O relato está longe de ser apenas um registro de atividades à frente do Executivo americano. É a visão de mundo de um homem que sabe a dimensão de seu desafio – e também de sua grandeza. Há belos momentos de confiança e convicção pessoal, mas também de culpas e incertezas, em ambos os casos, tentativas vãs de mostrar que estamos diante de um homem comum. Nessa dialética entre o homem e o mito, o livro atinge seu objetivo: servir como um documento histórico, mas também como farol de inspiração para as futuras gerações. A sensatez, o bom senso e a serenidade com que são abordados temas delicados e mesmo adversários políticos nos dão a impressão de que Obama escreve sobre um mundo que já não existe há muito tempo, não apenas há quatro anos.

A presença feminina em sua vida – e a ausência do pai – são apresentadas como fatores que moldaram sua personalidade. O contexto familiar, inclusive, é citado com tanta frequência quanto os atos políticos, o que não deixa de ser curioso em um livro de memórias de um presidente. Fica claro que os valores que aprendeu com a avó, a mãe, Michelle e as filhas, Malia e Sasha, são partes tão intrínsecas de suas decisões como os encontros com eleitores durante a corrida para o Senado do estado de Illinois, em 2004, sua primeira grande conquista política.

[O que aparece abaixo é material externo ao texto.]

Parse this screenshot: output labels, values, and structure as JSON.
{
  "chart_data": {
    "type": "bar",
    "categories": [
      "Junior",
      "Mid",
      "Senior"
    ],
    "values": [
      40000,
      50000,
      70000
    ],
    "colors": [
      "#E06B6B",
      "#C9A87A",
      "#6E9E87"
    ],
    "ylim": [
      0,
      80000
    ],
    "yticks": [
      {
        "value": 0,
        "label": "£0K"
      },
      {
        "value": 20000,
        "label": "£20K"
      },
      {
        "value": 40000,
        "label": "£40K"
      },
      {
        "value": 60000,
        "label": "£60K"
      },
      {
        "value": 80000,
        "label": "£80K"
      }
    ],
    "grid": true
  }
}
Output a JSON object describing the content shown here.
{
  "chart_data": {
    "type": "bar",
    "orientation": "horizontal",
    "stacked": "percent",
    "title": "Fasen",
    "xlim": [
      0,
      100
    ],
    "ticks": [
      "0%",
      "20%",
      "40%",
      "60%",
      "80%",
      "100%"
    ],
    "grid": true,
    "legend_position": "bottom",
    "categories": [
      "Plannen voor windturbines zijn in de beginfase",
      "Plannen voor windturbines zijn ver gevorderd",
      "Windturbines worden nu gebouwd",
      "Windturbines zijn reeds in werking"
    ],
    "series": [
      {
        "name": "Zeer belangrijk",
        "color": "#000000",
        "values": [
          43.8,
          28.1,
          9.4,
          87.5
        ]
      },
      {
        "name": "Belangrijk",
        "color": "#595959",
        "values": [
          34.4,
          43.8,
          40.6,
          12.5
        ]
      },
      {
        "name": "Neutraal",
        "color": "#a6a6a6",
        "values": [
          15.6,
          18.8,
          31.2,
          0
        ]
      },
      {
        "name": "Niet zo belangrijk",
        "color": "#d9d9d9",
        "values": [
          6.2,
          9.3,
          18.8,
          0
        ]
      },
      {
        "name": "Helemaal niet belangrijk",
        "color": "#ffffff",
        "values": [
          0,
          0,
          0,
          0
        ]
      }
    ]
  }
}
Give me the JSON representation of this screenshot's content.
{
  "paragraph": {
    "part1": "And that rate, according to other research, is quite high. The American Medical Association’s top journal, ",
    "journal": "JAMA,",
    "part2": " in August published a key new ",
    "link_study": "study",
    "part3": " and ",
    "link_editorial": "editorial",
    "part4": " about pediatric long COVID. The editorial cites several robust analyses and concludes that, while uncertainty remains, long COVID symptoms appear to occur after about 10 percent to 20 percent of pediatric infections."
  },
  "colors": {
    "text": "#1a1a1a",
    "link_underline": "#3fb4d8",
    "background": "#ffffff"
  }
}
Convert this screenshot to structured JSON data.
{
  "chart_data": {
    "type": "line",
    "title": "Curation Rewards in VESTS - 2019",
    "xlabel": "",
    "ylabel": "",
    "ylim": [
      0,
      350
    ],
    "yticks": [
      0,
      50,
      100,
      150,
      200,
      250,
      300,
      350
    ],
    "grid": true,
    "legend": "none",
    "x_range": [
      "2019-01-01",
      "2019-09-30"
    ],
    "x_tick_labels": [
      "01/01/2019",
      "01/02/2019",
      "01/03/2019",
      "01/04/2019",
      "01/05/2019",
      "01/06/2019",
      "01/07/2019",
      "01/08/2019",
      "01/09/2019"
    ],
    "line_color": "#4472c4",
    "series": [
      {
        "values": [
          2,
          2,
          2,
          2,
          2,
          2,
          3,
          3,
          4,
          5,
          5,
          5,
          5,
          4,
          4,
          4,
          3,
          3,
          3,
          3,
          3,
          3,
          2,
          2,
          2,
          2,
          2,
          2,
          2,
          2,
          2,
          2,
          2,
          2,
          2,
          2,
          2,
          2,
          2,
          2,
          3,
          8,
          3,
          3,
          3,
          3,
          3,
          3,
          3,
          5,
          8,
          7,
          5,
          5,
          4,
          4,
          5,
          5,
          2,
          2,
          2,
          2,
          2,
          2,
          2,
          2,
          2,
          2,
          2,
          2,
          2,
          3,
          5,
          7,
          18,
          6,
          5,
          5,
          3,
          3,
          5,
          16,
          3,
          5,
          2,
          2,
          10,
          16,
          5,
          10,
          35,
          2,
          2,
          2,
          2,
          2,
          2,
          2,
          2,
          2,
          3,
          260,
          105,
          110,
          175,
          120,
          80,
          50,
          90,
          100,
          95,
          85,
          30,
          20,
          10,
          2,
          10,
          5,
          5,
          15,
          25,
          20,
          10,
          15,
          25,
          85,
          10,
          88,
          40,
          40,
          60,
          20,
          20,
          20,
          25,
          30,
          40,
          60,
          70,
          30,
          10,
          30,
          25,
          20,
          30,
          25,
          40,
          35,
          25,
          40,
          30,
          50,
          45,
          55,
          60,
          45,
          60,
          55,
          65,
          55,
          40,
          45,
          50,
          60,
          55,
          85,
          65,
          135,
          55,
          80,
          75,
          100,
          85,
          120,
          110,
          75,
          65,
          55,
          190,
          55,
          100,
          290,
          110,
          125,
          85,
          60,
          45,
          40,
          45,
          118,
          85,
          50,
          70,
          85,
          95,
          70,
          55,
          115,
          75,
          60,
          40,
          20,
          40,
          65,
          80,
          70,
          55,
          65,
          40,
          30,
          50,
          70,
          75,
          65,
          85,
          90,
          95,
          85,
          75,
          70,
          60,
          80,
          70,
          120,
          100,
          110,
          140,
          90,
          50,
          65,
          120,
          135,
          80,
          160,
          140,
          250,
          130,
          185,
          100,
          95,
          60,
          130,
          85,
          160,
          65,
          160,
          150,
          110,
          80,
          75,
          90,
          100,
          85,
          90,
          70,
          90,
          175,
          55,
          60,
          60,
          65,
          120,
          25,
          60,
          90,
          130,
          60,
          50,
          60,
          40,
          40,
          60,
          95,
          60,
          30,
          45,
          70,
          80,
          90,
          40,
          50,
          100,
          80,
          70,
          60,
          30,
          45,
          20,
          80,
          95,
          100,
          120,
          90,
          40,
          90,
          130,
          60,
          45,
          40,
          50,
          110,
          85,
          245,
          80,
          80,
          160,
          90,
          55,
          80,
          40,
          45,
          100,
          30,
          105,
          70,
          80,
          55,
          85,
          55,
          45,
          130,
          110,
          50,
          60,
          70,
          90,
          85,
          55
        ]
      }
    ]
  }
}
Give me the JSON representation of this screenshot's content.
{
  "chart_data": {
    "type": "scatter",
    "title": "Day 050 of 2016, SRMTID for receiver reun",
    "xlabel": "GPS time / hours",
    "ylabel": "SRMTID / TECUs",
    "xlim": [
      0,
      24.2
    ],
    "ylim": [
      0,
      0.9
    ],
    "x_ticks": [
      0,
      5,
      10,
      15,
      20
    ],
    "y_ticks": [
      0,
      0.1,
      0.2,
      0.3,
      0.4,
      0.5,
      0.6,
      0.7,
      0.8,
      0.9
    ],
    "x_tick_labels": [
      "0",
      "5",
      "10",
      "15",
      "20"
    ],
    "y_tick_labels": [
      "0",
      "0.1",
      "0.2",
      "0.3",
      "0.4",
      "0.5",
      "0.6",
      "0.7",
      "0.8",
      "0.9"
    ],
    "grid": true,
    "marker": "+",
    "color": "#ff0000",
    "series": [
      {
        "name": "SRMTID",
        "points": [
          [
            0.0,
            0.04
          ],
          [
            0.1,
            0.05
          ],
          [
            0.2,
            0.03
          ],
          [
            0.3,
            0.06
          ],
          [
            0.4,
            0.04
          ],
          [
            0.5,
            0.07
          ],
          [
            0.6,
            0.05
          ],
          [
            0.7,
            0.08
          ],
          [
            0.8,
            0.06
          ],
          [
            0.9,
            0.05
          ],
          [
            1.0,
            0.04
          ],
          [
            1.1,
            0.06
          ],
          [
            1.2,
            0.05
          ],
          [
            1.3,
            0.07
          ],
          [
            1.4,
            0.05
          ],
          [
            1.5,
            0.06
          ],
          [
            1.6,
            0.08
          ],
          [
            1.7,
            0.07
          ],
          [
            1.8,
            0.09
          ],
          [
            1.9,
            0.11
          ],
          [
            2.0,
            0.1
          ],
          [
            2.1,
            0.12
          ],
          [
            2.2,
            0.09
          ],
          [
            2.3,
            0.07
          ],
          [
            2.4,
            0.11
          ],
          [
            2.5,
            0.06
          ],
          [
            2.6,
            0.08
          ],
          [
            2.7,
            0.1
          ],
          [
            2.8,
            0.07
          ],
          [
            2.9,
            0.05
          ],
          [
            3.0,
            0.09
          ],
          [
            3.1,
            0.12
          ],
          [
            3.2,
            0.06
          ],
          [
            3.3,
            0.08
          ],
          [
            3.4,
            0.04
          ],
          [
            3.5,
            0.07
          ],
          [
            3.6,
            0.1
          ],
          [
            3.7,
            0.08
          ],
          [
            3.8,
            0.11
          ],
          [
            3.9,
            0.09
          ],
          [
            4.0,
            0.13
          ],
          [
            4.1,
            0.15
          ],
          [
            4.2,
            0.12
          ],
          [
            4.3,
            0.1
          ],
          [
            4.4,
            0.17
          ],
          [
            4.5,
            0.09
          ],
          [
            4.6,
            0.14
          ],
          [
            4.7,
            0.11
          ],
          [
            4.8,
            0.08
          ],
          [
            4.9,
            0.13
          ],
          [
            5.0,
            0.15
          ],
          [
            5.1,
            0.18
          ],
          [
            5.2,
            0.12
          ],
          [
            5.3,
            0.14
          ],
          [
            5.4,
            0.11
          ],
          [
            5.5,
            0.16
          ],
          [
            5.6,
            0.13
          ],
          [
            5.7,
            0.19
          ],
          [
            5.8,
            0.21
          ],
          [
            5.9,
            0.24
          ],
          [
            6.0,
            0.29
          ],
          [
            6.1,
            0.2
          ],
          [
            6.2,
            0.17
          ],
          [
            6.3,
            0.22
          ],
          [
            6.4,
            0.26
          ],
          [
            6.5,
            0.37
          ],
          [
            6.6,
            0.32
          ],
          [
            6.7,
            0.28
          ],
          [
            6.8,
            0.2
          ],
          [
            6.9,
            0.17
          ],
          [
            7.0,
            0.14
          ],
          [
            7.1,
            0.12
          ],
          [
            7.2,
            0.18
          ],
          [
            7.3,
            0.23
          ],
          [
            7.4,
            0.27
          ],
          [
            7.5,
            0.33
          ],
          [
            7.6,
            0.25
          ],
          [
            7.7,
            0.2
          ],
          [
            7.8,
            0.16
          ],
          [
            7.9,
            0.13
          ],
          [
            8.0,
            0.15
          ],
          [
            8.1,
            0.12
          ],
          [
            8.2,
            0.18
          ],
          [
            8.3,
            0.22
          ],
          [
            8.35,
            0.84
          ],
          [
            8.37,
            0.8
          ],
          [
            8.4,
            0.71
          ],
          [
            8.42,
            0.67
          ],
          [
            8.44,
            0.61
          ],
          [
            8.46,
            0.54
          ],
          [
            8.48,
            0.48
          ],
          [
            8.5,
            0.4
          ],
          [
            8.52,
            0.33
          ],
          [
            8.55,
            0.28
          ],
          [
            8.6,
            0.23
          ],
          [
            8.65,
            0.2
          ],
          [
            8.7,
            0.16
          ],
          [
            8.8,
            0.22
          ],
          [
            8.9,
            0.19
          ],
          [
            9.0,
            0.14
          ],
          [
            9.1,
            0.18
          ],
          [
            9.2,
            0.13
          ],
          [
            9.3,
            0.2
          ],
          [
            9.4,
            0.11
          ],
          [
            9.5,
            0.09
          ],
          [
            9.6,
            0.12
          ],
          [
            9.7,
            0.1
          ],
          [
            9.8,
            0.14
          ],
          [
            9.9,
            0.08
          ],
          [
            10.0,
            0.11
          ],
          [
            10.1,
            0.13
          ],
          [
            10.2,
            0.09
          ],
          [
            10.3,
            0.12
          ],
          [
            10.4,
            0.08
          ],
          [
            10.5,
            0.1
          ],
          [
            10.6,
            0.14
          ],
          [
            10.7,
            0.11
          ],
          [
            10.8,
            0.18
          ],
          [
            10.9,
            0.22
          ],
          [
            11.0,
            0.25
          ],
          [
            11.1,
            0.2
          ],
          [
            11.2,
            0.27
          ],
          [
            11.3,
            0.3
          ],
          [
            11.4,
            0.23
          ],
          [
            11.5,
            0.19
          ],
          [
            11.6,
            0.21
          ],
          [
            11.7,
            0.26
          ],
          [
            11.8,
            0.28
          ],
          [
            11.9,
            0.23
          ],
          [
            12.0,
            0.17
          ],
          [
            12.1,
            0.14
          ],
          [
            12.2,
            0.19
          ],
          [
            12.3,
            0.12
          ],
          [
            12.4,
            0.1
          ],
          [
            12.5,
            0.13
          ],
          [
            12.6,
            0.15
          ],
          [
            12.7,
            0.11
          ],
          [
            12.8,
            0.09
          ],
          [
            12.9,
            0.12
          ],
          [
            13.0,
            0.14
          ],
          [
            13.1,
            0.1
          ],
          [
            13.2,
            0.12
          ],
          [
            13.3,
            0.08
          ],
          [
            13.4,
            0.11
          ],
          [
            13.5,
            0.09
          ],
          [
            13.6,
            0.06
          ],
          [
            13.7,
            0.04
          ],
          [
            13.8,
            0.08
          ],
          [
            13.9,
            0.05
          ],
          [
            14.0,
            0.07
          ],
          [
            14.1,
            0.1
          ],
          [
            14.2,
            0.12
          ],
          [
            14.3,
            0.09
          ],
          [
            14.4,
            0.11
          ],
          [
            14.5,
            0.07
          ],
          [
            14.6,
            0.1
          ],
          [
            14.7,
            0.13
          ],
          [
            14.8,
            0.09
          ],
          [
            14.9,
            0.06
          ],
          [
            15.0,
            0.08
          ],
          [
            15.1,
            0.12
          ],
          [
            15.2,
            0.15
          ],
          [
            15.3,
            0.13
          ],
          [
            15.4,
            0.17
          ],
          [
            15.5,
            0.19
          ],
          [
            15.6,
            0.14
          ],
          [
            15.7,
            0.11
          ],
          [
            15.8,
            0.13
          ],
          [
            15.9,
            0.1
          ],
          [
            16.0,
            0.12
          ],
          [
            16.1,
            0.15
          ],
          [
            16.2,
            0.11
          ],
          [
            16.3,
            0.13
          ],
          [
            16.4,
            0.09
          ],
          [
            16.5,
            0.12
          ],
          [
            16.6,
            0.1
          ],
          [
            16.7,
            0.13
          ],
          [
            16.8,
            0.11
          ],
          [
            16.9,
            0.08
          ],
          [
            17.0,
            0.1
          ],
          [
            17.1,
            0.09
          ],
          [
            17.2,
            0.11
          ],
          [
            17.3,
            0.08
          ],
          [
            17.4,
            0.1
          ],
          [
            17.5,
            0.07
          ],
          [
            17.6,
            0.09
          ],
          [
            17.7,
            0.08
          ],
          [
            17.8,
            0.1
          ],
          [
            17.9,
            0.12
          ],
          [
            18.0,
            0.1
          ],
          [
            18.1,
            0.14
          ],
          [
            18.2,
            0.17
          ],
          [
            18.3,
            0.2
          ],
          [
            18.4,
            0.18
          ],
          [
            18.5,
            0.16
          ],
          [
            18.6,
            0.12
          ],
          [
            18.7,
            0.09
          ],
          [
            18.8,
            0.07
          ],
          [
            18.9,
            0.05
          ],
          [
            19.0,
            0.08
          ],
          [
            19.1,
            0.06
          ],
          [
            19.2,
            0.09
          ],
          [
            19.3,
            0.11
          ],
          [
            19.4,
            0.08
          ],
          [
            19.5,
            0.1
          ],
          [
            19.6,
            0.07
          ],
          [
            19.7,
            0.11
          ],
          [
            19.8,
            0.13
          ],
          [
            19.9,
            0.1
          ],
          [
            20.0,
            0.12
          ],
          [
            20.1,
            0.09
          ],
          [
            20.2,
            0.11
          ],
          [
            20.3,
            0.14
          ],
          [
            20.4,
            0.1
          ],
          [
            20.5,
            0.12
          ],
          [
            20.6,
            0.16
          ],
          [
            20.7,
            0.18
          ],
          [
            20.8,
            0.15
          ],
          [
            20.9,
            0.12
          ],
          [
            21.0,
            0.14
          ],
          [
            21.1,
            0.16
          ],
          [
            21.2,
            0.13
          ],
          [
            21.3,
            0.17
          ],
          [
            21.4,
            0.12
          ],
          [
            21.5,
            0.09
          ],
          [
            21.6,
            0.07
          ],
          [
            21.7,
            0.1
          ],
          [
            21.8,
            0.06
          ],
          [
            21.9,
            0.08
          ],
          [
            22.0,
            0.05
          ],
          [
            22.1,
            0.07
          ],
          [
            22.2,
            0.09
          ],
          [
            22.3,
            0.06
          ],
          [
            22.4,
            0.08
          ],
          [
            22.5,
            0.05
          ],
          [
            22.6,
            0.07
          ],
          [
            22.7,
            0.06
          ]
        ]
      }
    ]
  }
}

A obra é um bom termômetro sobre a interferência histórica exercida por um presidente americano. Em oito anos, ele enfrentou uma crise econômica, reformou Wall Street, administrou conflitos no Iraque e Afeganistão, ganhou o prêmio Nobel da Paz e criou o “Obamacare”, sistema público de saúde para cidadãos de baixa renda, entre dezenas de outras realizações. Deve ter feito um bom trabalho: tinha 53% de aprovação da população quando deixou o poder. Apesar do bom índice, não conseguiu eleger a sucessora, Hillary Clinton.

PARCERIA Com Joe Biden, presidente eleito dos EUA: elogios ao caráter do então vice-presidente (Crédito:Pete Souza)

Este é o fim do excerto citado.